La medida, que será oficializada por decreto, apunta a que las jurisdicciones puedan cubrir gastos corrientes —principalmente sueldos y paritarias— sin tener que endeudarse con bancos a tasas astronómicas. El mecanismo prevé que el dinero sea devuelto antes de que termine el año, con una tasa de interés del 15%, una cifra sensiblemente menor a la que ofrece el mercado crediticio actual.
El auxilio financiero no distingue colores políticos y alcanza a 12 provincias que hoy enfrentan un panorama fiscal crítico: Salta, Catamarca, Chaco, Chubut, Corrientes, La Rioja, Mendoza, Misiones, Río Negro, Santa Cruz, Tierra del Fuego y Tucumán.

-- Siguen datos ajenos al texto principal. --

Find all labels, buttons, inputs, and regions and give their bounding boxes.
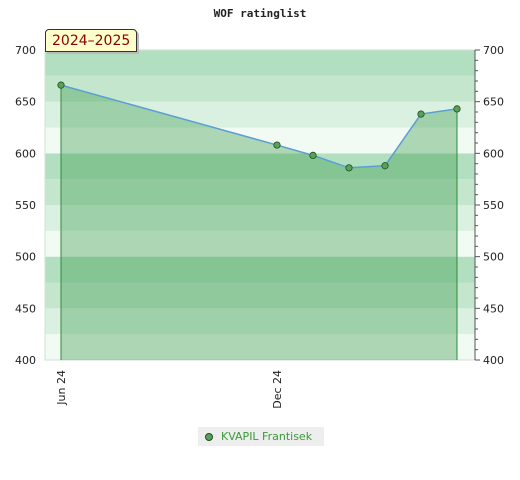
y-tick-label-right: 600	[483, 147, 504, 160]
series-area	[60, 85, 458, 360]
x-tick-label: Dec 24	[271, 370, 284, 409]
data-point[interactable]	[309, 151, 317, 159]
x-tick-label: Jun 24	[55, 370, 68, 406]
y-tick-label-right: 400	[483, 354, 504, 367]
grid-band	[45, 101, 475, 128]
y-tick-label-left: 500	[15, 251, 36, 264]
data-point[interactable]	[381, 162, 389, 170]
grid-band	[45, 230, 475, 257]
grid-band	[45, 153, 475, 180]
y-tick-label-left: 400	[15, 354, 36, 367]
y-axis-left: 400 450 500 550 600 650 700	[15, 44, 36, 367]
chart-title: WOF ratinglist	[214, 7, 307, 20]
grid-band	[45, 205, 475, 231]
y-tick-label-left: 600	[15, 147, 36, 160]
x-axis: Jun 24 Dec 24	[55, 370, 284, 409]
legend-marker-icon	[205, 432, 213, 441]
y-axis-right: 400 450 500 550 600 650 700	[474, 44, 504, 367]
grid-band	[45, 334, 475, 360]
y-tick-label-right: 550	[483, 199, 504, 212]
legend-label: KVAPIL Frantisek	[221, 430, 313, 443]
data-points	[57, 81, 461, 172]
grid-band	[45, 179, 475, 205]
y-tick-label-left: 650	[15, 96, 36, 109]
background-bands	[44, 49, 476, 361]
grid-band	[45, 256, 475, 283]
area-fill	[61, 85, 457, 360]
data-point[interactable]	[453, 105, 461, 113]
data-point[interactable]	[417, 110, 425, 118]
y-tick-label-right: 700	[483, 44, 504, 57]
y-tick-label-left: 550	[15, 199, 36, 212]
season-label: 2024–2025	[45, 29, 138, 52]
legend[interactable]: KVAPIL Frantisek	[198, 427, 324, 446]
y-tick-label-left: 700	[15, 44, 36, 57]
y-tick-label-right: 450	[483, 302, 504, 315]
y-tick-label-left: 450	[15, 302, 36, 315]
data-point[interactable]	[57, 81, 65, 89]
grid-band	[45, 75, 475, 102]
grid-band	[45, 308, 475, 335]
y-tick-label-right: 500	[483, 251, 504, 264]
y-tick-label-right: 650	[483, 96, 504, 109]
grid-band	[45, 282, 475, 309]
data-point[interactable]	[345, 164, 353, 172]
data-point[interactable]	[273, 141, 281, 149]
grid-band	[45, 50, 475, 76]
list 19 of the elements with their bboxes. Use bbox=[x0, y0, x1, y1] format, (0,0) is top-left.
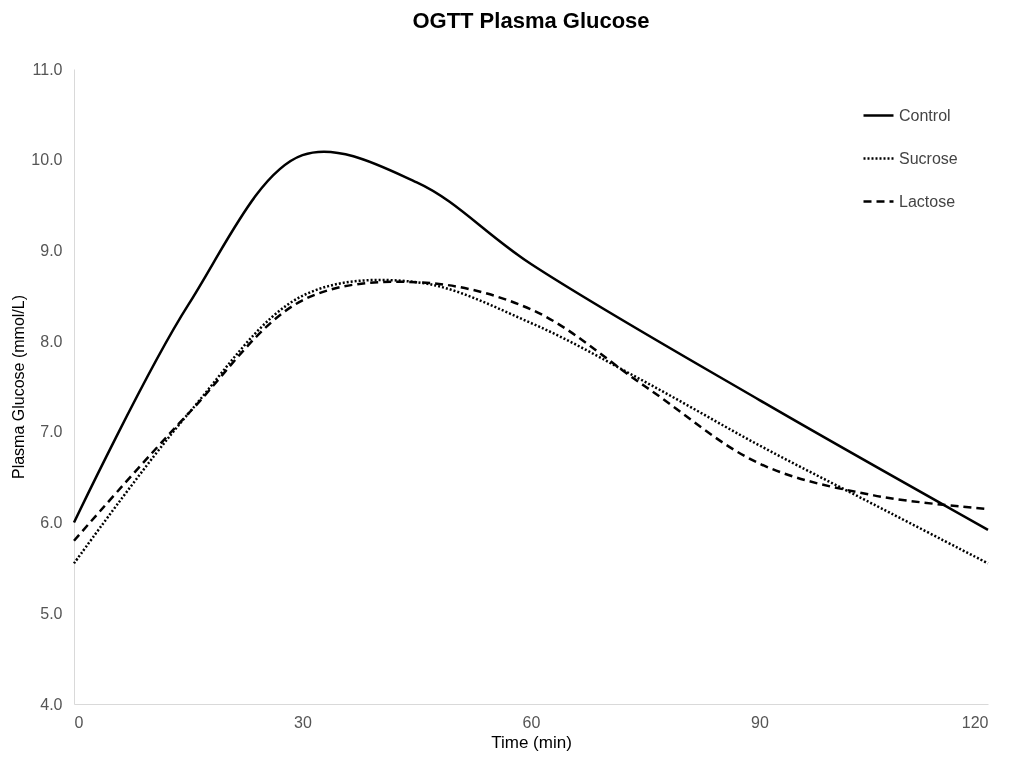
x-tick-label: 120 bbox=[961, 713, 989, 731]
legend-label: Control bbox=[899, 106, 951, 124]
y-tick-label: 8.0 bbox=[40, 332, 63, 350]
x-axis-title: Time (min) bbox=[491, 732, 572, 752]
y-axis-title: Plasma Glucose (mmol/L) bbox=[10, 294, 28, 480]
x-tick-label: 60 bbox=[522, 713, 541, 731]
y-tick-label: 6.0 bbox=[40, 514, 63, 532]
y-tick-label: 10.0 bbox=[31, 151, 63, 169]
y-tick-label: 9.0 bbox=[40, 241, 63, 259]
x-tick-label: 90 bbox=[751, 713, 769, 731]
y-tick-label: 7.0 bbox=[40, 423, 63, 441]
y-tick-label: 11.0 bbox=[32, 60, 63, 78]
chart-title: OGTT Plasma Glucose bbox=[412, 8, 650, 33]
x-tick-label: 30 bbox=[294, 713, 312, 731]
y-tick-label: 4.0 bbox=[40, 695, 63, 713]
legend-label: Lactose bbox=[899, 192, 956, 210]
y-tick-label: 5.0 bbox=[40, 604, 63, 622]
x-tick-label: 0 bbox=[74, 713, 84, 731]
legend-label: Sucrose bbox=[899, 149, 958, 167]
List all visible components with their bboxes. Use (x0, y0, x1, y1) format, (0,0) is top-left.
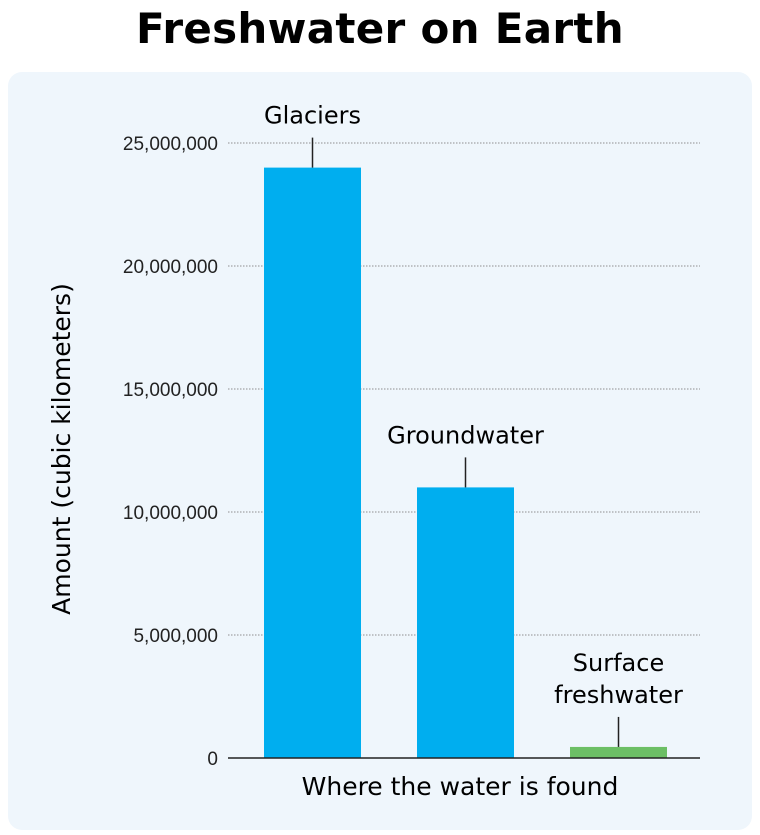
y-axis-label: Amount (cubic kilometers) (47, 283, 76, 615)
bar-groundwater (417, 487, 514, 758)
bar-labels: Glaciers Groundwater Surface freshwater (264, 102, 683, 747)
x-axis-label: Where the water is found (302, 772, 619, 801)
chart-title: Freshwater on Earth (136, 4, 624, 53)
bar-glaciers (264, 167, 361, 759)
y-tick-label: 5,000,000 (133, 626, 218, 647)
chart-panel (8, 72, 752, 830)
y-tick-label: 10,000,000 (123, 503, 218, 524)
bar-label: freshwater (554, 681, 683, 709)
y-tick-label: 25,000,000 (123, 134, 218, 155)
bar-label: Surface (573, 649, 664, 677)
y-tick-label: 15,000,000 (123, 380, 218, 401)
bar-label: Groundwater (387, 421, 544, 449)
bars (264, 167, 667, 759)
y-axis-ticks: 0 5,000,000 10,000,000 15,000,000 20,000,000… (123, 134, 218, 770)
bar-label: Glaciers (264, 102, 361, 130)
y-tick-label: 0 (207, 749, 218, 770)
bar-surface-freshwater (570, 746, 667, 758)
y-tick-label: 20,000,000 (123, 257, 218, 278)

Desde el entorno presidencial admiten que la situación es «delicada» para todos por igual. El deterioro de los recursos reales durante el primer trimestre del año golpeó tanto a las arcas nacionales como a las locales, dejando a los gobernadores con muy poco margen de maniobra.
Más allá de lo contable, el movimiento tiene una lectura política ineludible. La Libertad Avanza necesita votos en el Congreso para destrabar proyectos clave, como la reforma de la Ley de Glaciares (vital para las provincias mineras) y cambios en el sistema electoral.